A similar thing, also using QuickJS, but for the Nintendo Switch: https://github.com/TooTallNate/nx.js (I'm not the author).
Nice, this is similar to what I was wondering about - it looks like it's pretty limited in capability right now (looks like it only supports canvas2d at the moment: https://nxjs.n8.io/runtime/rendering/canvas), but in theory it would allow you to make a layer to convert WebGPU or WebGL games for Switch (ignoring the huge performance drop going from v8 / jit JS engines to QuickJS).

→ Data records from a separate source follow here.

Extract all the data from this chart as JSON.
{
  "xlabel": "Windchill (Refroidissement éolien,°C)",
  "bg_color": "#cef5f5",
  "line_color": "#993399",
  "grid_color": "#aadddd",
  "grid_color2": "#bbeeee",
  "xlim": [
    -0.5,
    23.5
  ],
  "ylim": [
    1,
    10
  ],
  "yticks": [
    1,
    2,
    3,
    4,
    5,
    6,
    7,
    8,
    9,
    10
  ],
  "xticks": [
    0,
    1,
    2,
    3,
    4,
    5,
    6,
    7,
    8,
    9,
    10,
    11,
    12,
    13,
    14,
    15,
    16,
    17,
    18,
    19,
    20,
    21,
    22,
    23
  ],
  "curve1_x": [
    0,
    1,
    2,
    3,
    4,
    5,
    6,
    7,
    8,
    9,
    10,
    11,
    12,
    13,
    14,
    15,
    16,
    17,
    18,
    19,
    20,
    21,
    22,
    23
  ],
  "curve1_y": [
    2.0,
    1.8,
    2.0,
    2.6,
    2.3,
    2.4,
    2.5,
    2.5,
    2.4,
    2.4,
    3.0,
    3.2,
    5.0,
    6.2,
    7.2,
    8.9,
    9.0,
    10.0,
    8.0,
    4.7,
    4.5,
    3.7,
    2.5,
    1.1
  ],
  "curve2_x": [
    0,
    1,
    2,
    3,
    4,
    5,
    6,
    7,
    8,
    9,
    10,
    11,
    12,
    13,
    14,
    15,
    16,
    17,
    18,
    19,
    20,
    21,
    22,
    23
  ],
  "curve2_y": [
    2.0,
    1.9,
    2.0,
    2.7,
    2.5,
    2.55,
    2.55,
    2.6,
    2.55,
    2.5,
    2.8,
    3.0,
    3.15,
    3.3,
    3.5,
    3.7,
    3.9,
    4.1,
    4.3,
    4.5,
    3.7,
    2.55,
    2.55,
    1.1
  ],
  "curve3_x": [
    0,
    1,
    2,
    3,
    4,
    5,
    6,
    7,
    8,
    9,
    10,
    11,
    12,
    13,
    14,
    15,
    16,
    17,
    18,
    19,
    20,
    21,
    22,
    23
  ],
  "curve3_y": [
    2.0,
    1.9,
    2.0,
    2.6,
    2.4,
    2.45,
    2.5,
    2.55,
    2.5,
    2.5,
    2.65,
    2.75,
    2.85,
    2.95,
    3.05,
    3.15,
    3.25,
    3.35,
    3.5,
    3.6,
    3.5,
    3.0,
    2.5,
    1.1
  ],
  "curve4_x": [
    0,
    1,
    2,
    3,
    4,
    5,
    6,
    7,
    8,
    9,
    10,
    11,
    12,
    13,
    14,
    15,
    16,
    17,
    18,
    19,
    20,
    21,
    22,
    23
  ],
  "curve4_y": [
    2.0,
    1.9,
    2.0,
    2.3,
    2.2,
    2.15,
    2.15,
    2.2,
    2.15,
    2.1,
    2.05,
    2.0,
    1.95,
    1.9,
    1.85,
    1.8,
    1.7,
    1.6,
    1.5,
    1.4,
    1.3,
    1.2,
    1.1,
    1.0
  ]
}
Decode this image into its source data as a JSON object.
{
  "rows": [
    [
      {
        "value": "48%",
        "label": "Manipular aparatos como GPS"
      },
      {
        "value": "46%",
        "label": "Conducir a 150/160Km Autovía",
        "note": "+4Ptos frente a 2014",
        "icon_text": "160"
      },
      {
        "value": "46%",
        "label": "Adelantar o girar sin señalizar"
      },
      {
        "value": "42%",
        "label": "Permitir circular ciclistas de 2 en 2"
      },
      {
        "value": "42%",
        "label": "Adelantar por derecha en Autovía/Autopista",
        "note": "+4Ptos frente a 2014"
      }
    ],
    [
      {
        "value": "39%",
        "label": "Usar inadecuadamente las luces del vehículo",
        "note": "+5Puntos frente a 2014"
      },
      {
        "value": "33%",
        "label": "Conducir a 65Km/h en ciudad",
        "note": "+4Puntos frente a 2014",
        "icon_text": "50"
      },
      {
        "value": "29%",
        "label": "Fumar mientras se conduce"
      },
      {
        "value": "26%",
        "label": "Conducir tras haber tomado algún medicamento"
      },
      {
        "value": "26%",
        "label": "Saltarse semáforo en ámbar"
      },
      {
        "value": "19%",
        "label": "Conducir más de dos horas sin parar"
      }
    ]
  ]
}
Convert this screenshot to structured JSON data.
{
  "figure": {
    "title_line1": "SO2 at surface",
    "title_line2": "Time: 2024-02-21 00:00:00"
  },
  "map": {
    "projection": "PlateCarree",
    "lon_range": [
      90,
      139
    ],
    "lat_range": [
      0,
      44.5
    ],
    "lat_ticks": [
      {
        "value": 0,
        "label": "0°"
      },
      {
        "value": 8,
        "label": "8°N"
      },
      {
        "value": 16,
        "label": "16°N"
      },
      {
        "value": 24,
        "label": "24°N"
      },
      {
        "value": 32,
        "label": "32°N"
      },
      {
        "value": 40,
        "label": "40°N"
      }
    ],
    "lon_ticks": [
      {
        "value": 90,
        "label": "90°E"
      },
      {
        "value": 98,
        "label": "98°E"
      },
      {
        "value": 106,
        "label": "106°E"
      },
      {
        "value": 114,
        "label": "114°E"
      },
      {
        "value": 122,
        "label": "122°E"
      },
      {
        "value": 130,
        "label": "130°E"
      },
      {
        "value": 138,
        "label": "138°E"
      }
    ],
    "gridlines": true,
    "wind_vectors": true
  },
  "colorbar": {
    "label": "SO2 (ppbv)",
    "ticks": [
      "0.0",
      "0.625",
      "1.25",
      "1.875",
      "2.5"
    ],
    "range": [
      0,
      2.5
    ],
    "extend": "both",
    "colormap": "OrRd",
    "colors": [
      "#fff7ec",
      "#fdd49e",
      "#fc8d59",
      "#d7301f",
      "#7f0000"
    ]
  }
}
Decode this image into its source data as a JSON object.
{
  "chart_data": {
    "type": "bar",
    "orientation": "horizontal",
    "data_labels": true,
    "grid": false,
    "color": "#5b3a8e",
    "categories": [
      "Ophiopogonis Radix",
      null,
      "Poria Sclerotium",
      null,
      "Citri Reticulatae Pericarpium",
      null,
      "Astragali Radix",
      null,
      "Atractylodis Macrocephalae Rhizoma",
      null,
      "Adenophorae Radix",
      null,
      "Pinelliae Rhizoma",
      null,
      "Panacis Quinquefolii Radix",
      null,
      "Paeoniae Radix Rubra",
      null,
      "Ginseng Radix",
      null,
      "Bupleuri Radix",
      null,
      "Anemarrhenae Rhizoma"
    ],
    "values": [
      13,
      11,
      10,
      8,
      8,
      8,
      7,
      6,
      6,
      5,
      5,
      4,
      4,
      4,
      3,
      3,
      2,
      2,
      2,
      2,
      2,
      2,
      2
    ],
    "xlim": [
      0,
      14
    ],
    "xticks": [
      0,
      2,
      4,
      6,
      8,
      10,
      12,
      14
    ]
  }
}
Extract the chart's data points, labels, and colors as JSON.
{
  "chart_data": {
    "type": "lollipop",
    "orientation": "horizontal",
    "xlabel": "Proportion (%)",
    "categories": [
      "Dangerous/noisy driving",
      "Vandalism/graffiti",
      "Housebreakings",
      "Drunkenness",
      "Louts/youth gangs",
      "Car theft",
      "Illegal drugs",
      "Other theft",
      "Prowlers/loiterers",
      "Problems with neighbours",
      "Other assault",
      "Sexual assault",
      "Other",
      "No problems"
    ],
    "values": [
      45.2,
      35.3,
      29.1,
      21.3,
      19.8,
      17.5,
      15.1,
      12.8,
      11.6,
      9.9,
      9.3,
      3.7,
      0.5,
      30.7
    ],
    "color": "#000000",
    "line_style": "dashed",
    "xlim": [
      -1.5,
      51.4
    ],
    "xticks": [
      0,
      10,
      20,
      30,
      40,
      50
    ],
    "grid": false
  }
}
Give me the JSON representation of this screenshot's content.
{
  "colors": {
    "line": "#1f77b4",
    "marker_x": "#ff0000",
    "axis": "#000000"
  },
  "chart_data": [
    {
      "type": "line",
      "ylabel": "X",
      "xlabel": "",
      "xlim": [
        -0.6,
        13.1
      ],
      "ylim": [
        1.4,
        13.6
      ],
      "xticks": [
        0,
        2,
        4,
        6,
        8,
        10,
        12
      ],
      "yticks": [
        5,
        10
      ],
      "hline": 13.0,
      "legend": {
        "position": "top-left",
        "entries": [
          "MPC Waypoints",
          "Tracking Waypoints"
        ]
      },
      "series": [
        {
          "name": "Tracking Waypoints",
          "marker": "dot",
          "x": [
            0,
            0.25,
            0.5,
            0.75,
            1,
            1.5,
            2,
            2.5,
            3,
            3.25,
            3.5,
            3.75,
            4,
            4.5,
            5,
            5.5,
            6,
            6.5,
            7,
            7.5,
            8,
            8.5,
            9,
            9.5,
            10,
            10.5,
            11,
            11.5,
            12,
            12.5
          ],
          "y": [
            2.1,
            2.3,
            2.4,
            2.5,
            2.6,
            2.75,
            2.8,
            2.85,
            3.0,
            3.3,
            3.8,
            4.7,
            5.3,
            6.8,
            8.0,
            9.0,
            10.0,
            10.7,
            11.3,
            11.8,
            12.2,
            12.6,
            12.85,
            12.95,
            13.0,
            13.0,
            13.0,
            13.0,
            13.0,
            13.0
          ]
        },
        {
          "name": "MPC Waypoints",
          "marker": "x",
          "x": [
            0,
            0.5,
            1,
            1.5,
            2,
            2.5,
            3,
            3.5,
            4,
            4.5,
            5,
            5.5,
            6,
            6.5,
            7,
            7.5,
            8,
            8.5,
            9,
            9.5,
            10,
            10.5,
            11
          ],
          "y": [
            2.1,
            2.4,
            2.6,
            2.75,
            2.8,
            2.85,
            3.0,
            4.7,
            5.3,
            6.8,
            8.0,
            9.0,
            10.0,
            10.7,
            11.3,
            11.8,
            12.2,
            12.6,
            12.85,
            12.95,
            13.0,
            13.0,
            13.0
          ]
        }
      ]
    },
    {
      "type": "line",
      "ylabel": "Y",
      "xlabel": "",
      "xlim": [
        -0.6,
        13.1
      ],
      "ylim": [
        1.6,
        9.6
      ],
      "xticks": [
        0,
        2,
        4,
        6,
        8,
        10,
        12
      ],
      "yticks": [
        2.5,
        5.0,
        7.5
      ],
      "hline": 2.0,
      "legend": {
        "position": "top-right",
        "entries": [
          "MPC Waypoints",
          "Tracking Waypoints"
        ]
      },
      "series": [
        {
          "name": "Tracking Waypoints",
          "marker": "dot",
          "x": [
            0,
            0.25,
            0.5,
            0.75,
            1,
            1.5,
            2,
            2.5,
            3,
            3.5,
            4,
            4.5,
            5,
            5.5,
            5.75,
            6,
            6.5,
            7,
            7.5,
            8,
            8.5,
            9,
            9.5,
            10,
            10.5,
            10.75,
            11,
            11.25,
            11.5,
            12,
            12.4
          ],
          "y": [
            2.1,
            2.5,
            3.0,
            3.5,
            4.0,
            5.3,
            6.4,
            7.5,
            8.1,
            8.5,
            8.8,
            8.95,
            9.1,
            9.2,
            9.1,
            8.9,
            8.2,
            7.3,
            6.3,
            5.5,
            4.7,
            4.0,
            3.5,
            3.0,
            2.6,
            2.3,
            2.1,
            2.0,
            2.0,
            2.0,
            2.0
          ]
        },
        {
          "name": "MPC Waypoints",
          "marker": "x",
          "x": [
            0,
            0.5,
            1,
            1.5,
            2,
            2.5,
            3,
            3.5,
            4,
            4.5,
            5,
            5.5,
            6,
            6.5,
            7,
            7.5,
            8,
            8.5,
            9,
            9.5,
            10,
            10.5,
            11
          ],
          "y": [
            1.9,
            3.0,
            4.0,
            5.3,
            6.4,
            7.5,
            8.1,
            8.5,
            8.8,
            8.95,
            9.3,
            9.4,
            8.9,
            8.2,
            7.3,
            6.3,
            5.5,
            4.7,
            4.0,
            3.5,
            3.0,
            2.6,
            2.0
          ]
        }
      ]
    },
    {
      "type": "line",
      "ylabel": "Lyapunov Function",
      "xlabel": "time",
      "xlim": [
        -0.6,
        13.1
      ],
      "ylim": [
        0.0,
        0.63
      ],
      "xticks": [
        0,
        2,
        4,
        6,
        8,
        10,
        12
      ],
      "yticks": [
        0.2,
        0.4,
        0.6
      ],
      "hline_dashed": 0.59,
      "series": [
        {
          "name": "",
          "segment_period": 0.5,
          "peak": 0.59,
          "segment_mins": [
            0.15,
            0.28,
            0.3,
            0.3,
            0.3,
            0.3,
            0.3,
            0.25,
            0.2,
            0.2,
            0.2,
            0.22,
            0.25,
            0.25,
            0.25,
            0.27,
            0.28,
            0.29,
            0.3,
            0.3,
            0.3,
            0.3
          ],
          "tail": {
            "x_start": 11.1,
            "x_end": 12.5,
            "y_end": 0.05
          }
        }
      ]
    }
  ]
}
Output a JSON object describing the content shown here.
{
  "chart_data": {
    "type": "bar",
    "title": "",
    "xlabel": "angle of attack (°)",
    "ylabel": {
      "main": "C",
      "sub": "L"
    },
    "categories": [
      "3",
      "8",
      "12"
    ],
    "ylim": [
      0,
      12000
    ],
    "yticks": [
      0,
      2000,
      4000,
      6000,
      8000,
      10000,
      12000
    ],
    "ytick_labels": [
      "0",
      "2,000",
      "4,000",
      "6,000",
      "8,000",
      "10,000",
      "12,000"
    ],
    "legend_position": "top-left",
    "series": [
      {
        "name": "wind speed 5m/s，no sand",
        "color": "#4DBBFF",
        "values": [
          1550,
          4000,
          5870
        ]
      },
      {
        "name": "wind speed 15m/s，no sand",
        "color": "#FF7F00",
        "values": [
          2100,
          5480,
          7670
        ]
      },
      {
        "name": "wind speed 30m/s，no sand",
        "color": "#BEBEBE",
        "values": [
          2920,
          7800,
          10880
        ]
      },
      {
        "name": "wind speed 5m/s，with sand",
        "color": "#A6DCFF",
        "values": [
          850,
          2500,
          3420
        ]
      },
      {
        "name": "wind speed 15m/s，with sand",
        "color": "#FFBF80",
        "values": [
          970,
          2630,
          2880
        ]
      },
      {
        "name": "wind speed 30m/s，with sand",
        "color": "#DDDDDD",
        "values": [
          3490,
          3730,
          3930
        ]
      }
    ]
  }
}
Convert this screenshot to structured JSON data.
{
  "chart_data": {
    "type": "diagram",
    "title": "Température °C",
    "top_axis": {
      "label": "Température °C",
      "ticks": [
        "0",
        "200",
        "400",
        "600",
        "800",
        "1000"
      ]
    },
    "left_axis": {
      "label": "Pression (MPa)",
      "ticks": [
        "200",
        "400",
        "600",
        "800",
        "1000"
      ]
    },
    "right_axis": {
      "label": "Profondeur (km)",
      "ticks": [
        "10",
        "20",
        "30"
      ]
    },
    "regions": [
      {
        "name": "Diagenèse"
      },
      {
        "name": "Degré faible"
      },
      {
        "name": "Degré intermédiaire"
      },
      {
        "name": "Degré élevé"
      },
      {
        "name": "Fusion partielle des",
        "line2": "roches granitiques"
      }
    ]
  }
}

Mega cool, I’m curious if there’s a way to burn the ISO to a disc and get this playing on a physical console?
Combined with https://github.com/CTurt/FreeDVDBoot, I think it would be possible
FreeMcBoot on a memory card + USB flash drive (or internal disk) is a popular option to play on real hardware. Saves wear and tear on the optical drive too.
I have sat on a freemcboot mem card for probably 6 years now. I’ll get around to it eventually…
It's a good time! I feel the PS2 is an iconic member of any living room TV setup, especially with an SSD, a couple controllers, and component out. Nice to have for hangouts!
You'd need to hack the console to get it to load a burned disc, but if you can do that, you can also just load it from USB.
Though I guess you could burn it to a disk anyway purely for the sake of authenticity.
USB on the PS2 is limited to 1.0 or 1.1 speeds, so a disc may work better anyway.
Just to clarify, the difference on the PS2 is:
* CD: 3.6MB/s
* DVD: 5-8MB/s
* USB: 0.8-1.1MB/s
So the disk would almost definitely be the better option.
Can also use a micro SD adapter through the mem card slot. Generally considered a bit better experience than a USB drive.
Why use physical disc instead of some optical drive mod
ODEs aren't common for the PS2 because they already support flash drives, network shares, and (for fats) full size hard drives.
Maybe they could simply make a modern web browser for PS2, where you would simply open a website with the game :)
Chrome apparently has a minimum memory requirement of 4GB, so you'd need to shrink it down to one-one-hundred-and-twenty-eighth its size to squeeze it into the PS2's 32MB of RAM.
Already been posted here twice by the dev in the past two months...
What's the point of linking discussions that have one comment each?
The reason you see @dang link past submissions is so we can read previous interesting discussion, not to shame submissions that got no traction.
Super cool. Thanks for sharing this. I've been looking for something like this for a while.
people will do anything to avoid using .gdscript and Godot....
I like Godot, but you're not getting it running on a PS2.
gdscript does not do any fancy JIT or AOT compiling. I don't see why you can't get gdscript running fairly easily.
gdscript itself, sure, why not. Porting the entire Godot engine would be a real feat though, especially because of the PS2’s technical limitations.
To be fair, it's not as simple as building in Godot and exporting to PS2.
https://github.com/distrohelena/retrongin
Unity has at least one experimental option that does exactly this.